Planning your retention strategy is one of the most valuable and important things that anyone in a renewal-based business can do. You can take my word for it. I’ve been on the front lines.
Early in my career, when I was working in enterprise-level sales, one of the products I worked with was a subscription-based service. As a rep, my primary task was to hunt new business, but I was also responsible for maintaining a set of renewals.
Starting the year out, we would be given a list of 12-month type subscriptions to follow up on. When your primary job is focused on trying to bring on new customers, it’s inevitable that you would procrastinate a little with the renewals. For reps who are thoughtful and organized, this meant contacting the members who were up for renewal a few months before the end of their subscription.
A really great rep, however, would schedule meetings throughout the subscription period. I tried to schedule meetings with them on a quarterly basis, for instance, just to touch base.
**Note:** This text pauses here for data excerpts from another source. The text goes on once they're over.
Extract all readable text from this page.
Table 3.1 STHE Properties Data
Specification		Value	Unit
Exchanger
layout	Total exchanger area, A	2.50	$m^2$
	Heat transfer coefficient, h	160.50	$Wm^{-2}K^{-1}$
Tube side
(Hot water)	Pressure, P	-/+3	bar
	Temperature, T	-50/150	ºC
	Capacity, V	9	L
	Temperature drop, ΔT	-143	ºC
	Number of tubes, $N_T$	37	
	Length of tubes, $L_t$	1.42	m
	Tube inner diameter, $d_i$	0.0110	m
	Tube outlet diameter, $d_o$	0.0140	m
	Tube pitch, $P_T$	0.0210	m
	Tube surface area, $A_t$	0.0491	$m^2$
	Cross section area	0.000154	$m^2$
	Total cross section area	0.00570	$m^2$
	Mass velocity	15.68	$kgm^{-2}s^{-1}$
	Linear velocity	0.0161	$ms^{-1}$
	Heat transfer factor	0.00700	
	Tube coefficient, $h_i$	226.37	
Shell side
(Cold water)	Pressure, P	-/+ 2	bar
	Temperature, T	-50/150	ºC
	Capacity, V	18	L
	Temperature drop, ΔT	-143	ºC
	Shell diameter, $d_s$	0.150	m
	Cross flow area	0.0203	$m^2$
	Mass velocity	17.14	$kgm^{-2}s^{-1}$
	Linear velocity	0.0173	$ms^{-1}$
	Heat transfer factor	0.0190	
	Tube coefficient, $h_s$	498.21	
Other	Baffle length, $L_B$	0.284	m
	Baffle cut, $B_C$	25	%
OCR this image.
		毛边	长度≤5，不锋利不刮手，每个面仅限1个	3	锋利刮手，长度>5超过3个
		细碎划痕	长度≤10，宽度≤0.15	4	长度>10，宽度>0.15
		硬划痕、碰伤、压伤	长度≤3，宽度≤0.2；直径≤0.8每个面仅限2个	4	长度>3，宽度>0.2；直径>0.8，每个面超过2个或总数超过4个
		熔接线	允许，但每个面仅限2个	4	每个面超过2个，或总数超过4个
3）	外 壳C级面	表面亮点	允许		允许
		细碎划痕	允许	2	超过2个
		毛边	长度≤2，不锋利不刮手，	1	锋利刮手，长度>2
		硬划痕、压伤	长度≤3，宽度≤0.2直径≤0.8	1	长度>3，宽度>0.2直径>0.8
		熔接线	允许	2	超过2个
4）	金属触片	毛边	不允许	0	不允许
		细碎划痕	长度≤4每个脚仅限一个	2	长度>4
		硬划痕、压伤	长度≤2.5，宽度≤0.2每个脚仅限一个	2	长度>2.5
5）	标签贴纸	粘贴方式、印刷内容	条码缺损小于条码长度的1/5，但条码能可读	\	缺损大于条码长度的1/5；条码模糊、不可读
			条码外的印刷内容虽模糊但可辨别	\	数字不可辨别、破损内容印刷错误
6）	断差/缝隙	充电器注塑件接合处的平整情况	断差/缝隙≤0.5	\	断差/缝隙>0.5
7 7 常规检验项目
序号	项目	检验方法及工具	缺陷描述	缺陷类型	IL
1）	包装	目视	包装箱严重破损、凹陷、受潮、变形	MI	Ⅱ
These meetings also gave me a chance to hear about the pain points our product wasn’t addressing, and to potentially upsell them if we offered another product that could help.
For those who weren’t quite so professional or well-organized, however, renewals were much more challenging. It meant trying to schedule a meeting with someone who hasn’t been talked to for perhaps 10 months, and who may well have concerns with your service that have gone unaddressed that entire time. Building a business case at the last minute like that is always going to be tricky, and the closer it it to the renewal date, the less runway you have.
That was more than 15 years ago, when subscription-based B2B services were relatively uncommon. Today, thanks to the rise of subscription-based companies, subscription-based sales are everywhere. This trend isn’t limited to the technology or online sales industries, either.
In the venture capital and private equity world, for instance, there are many subscription-based marketplace applications. These kinds of deal-flow platforms match investors and companies looking for investment, something that used to be a completely offline process only a few years ago. These services are very expensive, often hundreds of dollars per user, per month. It’s a huge investment, even for a large company.
For the companies that develop those platforms, failing to keep a single renewals current can mean the loss of hundreds of thousands of dollars. This loss is called “churn” within the industry, and avoiding it is a high priority for every enterprise-level SAAS company. This means that their renewal strategy has to be built into their sales and customer strategy from day one.
One of the companies that I’ve worked with, for instance, had a specific role within the company called a “customer success manager.” That person’s job was to make sure that their client got the highest possible value out of their investment. They not only acted as a guide during the onboarding process, working closely with the client at every step, but also regularly checked in to make sure that the customer was getting a great ROI from the service. If there was any kind of problem, the customer success manager’s job was to solve it.
This is a brilliant play. From day one, the customer has a high level of support. Even more importantly, they have constant contact with the SAAS company throughout the entire term of the subscription. Even of the customer success manager is completely removed from the sales relationship, they have still provided a highly visible level of ongoing service that will definitely play a role when it comes time to renew the subscription.
Obviously, this level of customer attention isn’t possible for every business. If you’re charging $10 a month for your subscription, it probably doesn’t make financial sense to invest in that kind of sales support. But it might make sense to employ at least a few of those same strategies.
Perhaps you could create a user forum for questions and support would provide an increased level of value, or send out a regular check-in email to ask subscribers about their experience. You could reach out to those customers with specific problems, and then create a FAQ or troubleshooting page as a community resource.
The more visible your customer service and retention efforts are throughout the subscription period, the easier it will be to keep your renewal rates high.